10. Implementing the best algorithms. When determining what algorithms to implement, Bailey recommends “members from Sales and Marketing, Supply Chain, Information Systems, HR, Enterprise Risk Management and Finance” be included on the decision-making team.
Concluding thoughts
Kazemi concludes, “The sheer quantity of data exceeds the capacity for analyzing that data in many organizations. As a result, many supply chains struggle to collect and make sense of the overwhelming amount of information across their processes, sources, and siloed systems. This leads to lower visibility into the processes and increased exposure to risks and disruption costs. Supply chains that adopt comprehensive advanced analytics, employ cognitive technologies, and enable visibility throughout their organizations will have a competitive advantage over those that do not.” As supply chain complexity increases, supply chain professionals can use all the help they can get to address it. Cognitive technologies are one of the best tools they will find in their kit.
Footnotes
[1] Sophie Chapman, “Supply chain operations to dominate digital transformation’s $2trn spending by 2022,” Supply Chain Digital, 15 November 2018.
[2] Greg Siefkin, “Using Data to Improve Supply Chain Operations,” Material Handling & Logistics, 15 December 2018.

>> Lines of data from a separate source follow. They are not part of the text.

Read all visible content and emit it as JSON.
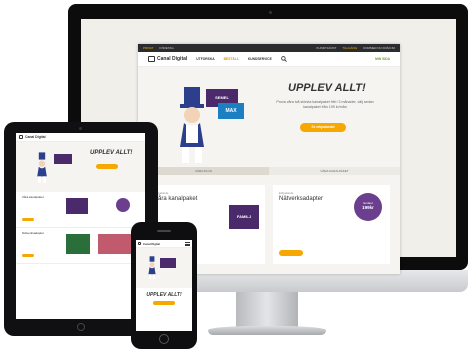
{
  "desktop": {
    "util_bar": {
      "left_items": [
        "PRIVAT",
        "FÖRETAG"
      ],
      "right_items": [
        "KUNDTJÄNST",
        "TILLGÄNG",
        "KOMMER DU FRÅN 60"
      ]
    },
    "logo_text": "Canal Digital",
    "nav": {
      "items": [
        "UTFORSKA",
        "BESTÄLL",
        "KUNDSERVICE"
      ],
      "cta": "MIN SIDA"
    },
    "hero": {
      "title": "UPPLEV ALLT!",
      "subtitle": "Prova våra två största kanalpaket fritt i 3 månader, välj sedan kanalpaket från 199 kr/mån",
      "button": "Se erbjudandet",
      "package_labels": [
        "SEMEL",
        "MAX"
      ]
    },
    "tabs": [
      "VÅRA PLUS",
      "VÅRA KANALPAKET"
    ],
    "cards": [
      {
        "kicker": "Erbjudande",
        "title": "Våra kanalpaket",
        "package_label": "FAMILJ"
      },
      {
        "kicker": "Erbjudande",
        "title": "Nätverksadapter",
        "badge_price": "199kr",
        "badge_top": "Endast"
      }
    ]
  },
  "tablet": {
    "logo_text": "Canal Digital",
    "hero_title": "UPPLEV ALLT!",
    "section_titles": [
      "Våra kanalpaket",
      "Nätverksadapter"
    ]
  },
  "phone": {
    "logo_text": "Canal Digital",
    "hero_title": "UPPLEV ALLT!"
  },
  "colors": {
    "accent_yellow": "#f7a800",
    "brand_purple": "#6b3e8e",
    "cta_green": "#6a9d2b",
    "device_dark": "#0c0c0d"
  }
}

[3] Staff, “Solving the Problem of ‘Too Much Data’,” Supply Chain Brain, 6 February 2018.
[4] Yasaman Kazemi, “AI, Big Data & Advanced Analytics In The Supply Chain,” Forbes, 29 January 2019.
[5] Steve Banker, “Digital Supply Chains Seek to Fill Information Black Holes,” Forbes, 1 August 2019.
[6] George Bailey, “Ten Ways AI-Powered Algorithms Will Transform Your Supply Chain,” Supply Chain Management Review, 16 April 2018.